PI: Andreas Reinisch
Focus: The research group led by Andreas Reinisch focuses on investigating genetic and molecular events that contribute to the development of clonal hematopoiesis and subsequently lead to the formation of myeloid leukemias. A central aspect of our work is the targeted introduction of genetic alterations (mutations) into normal hematopoietic stem and progenitor cells using CRISPR/Cas9 technology. The goal is to understand how specific genetic changes promote the development of leukemic stem cells, selectively favor their growth, and ultimately lead to the manifestation of leukemia.
In addition, we are dedicated to studying the contribution of clonal hematopoiesis to the development of atherosclerosis and cardiovascular diseases. Through the development and use of a new humanized mouse model that accurately replicates human hematopoiesis and atherosclerotic processes, we aim to better understand the underlying mechanisms.
Another major focus of our research is the study of the interaction between the bone marrow microenvironment, the so-called bone marrow niche, and both normal and malignant hematopoietic cells. We investigate how the bone marrow environment contributes to leukemogenesis and to what extent leukemia itself can alter its microenvironment.
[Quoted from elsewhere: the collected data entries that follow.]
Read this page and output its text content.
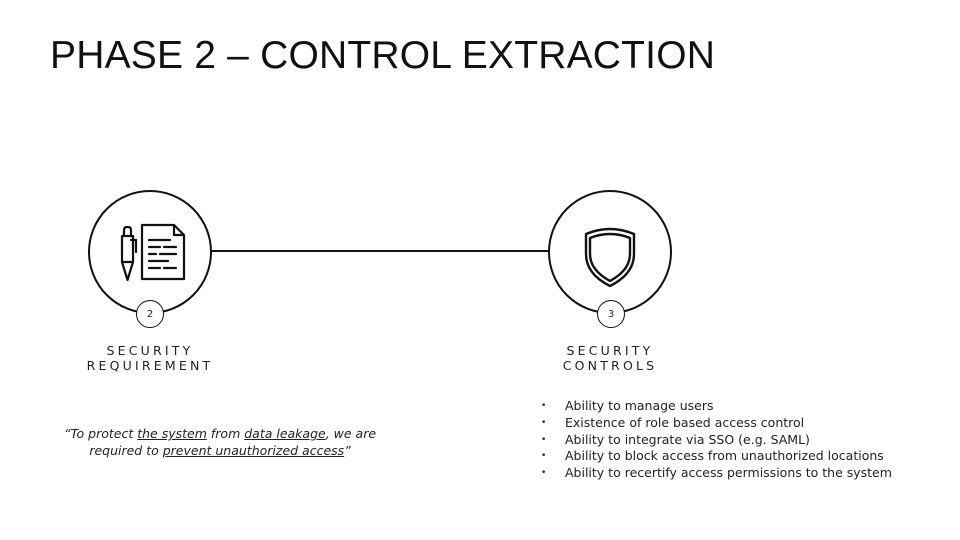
PHASE 2 – CONTROL EXTRACTION
2
SECURITY
REQUIREMENT
3
SECURITY
CONTROLS
“To protect the system from data leakage, we are required to prevent unauthorized access”
• Ability to manage users
• Existence of role based access control
• Ability to integrate via SSO (e.g. SAML)
• Ability to block access from unauthorized locations
• Ability to recertify access permissions to the system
To address these specific research questions, our group places great emphasis on the development and application of innovative methods. Among other things, we use humanized mouse models and customized gene-editing technologies for human primary tissue. Additionally, we employ a wide array of cutting-edge assays to evaluate the function and potential of hematopoietic stem and progenitor cells, aiming to better understand the underlying mechanisms of leukemogenesis and develop potential new therapeutic approaches.
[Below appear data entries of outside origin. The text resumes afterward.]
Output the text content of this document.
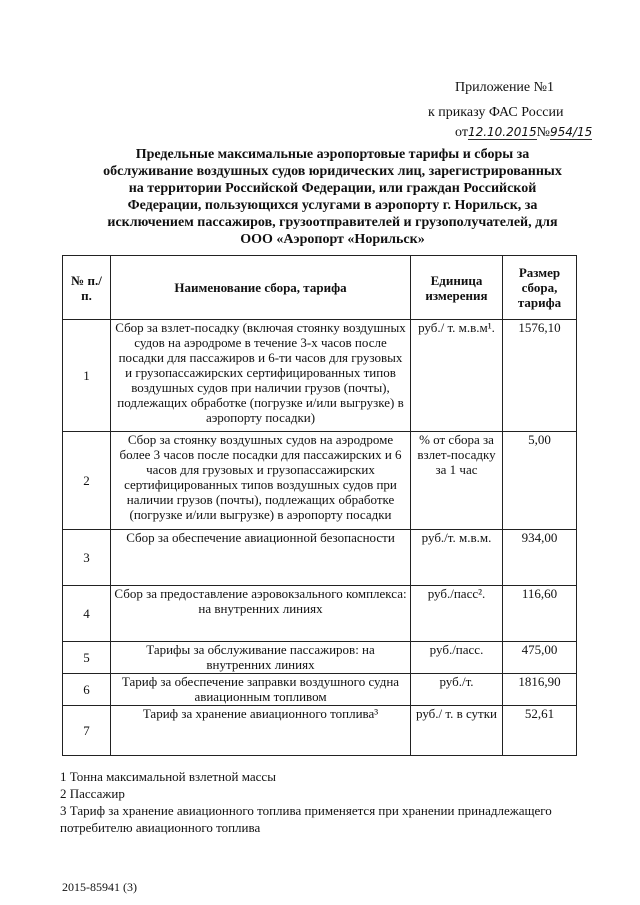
Приложение №1
к приказу ФАС России
от12.10.2015№954/15
Предельные максимальные аэропортовые тарифы и сборы за обслуживание воздушных судов юридических лиц, зарегистрированных на территории Российской Федерации, или граждан Российской Федерации, пользующихся услугами в аэропорту г. Норильск, за исключением пассажиров, грузоотправителей и грузополучателей, для ООО «Аэропорт «Норильск»
№ п./п.	Наименование сбора, тарифа	Единица измерения	Размер сбора, тарифа
1	Сбор за взлет-посадку (включая стоянку воздушных судов на аэродроме в течение 3-х часов после посадки для пассажиров и 6-ти часов для грузовых и грузопассажирских сертифицированных типов воздушных судов при наличии грузов (почты), подлежащих обработке (погрузке и/или выгрузке) в аэропорту посадки)	руб./ т. м.в.м¹.	1576,10
2	Сбор за стоянку воздушных судов на аэродроме более 3 часов после посадки для пассажирских и 6 часов для грузовых и грузопассажирских сертифицированных типов воздушных судов при наличии грузов (почты), подлежащих обработке (погрузке и/или выгрузке) в аэропорту посадки	% от сбора за взлет-посадку за 1 час	5,00
3	Сбор за обеспечение авиационной безопасности	руб./т. м.в.м.	934,00
4	Сбор за предоставление аэровокзального комплекса: на внутренних линиях	руб./пасс².	116,60
5	Тарифы за обслуживание пассажиров: на внутренних линиях	руб./пасс.	475,00
6	Тариф за обеспечение заправки воздушного судна авиационным топливом	руб./т.	1816,90
7	Тариф за хранение авиационного топлива³	руб./ т. в сутки	52,61
1 Тонна максимальной взлетной массы
2 Пассажир
3 Тариф за хранение авиационного топлива применяется при хранении принадлежащего потребителю авиационного топлива
2015-85941 (3)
A unique feature of our research, and an important translational aspect of our work, is the use and study of primary patient samples, made possible through close collaboration with the Leukemia Biobank. Through our strong network of national and international partners, as well as the utilization of the infrastructure at the Medical University of Graz, we contribute to translating preclinical findings into clinical research and improving treatment options for patients with hematological diseases.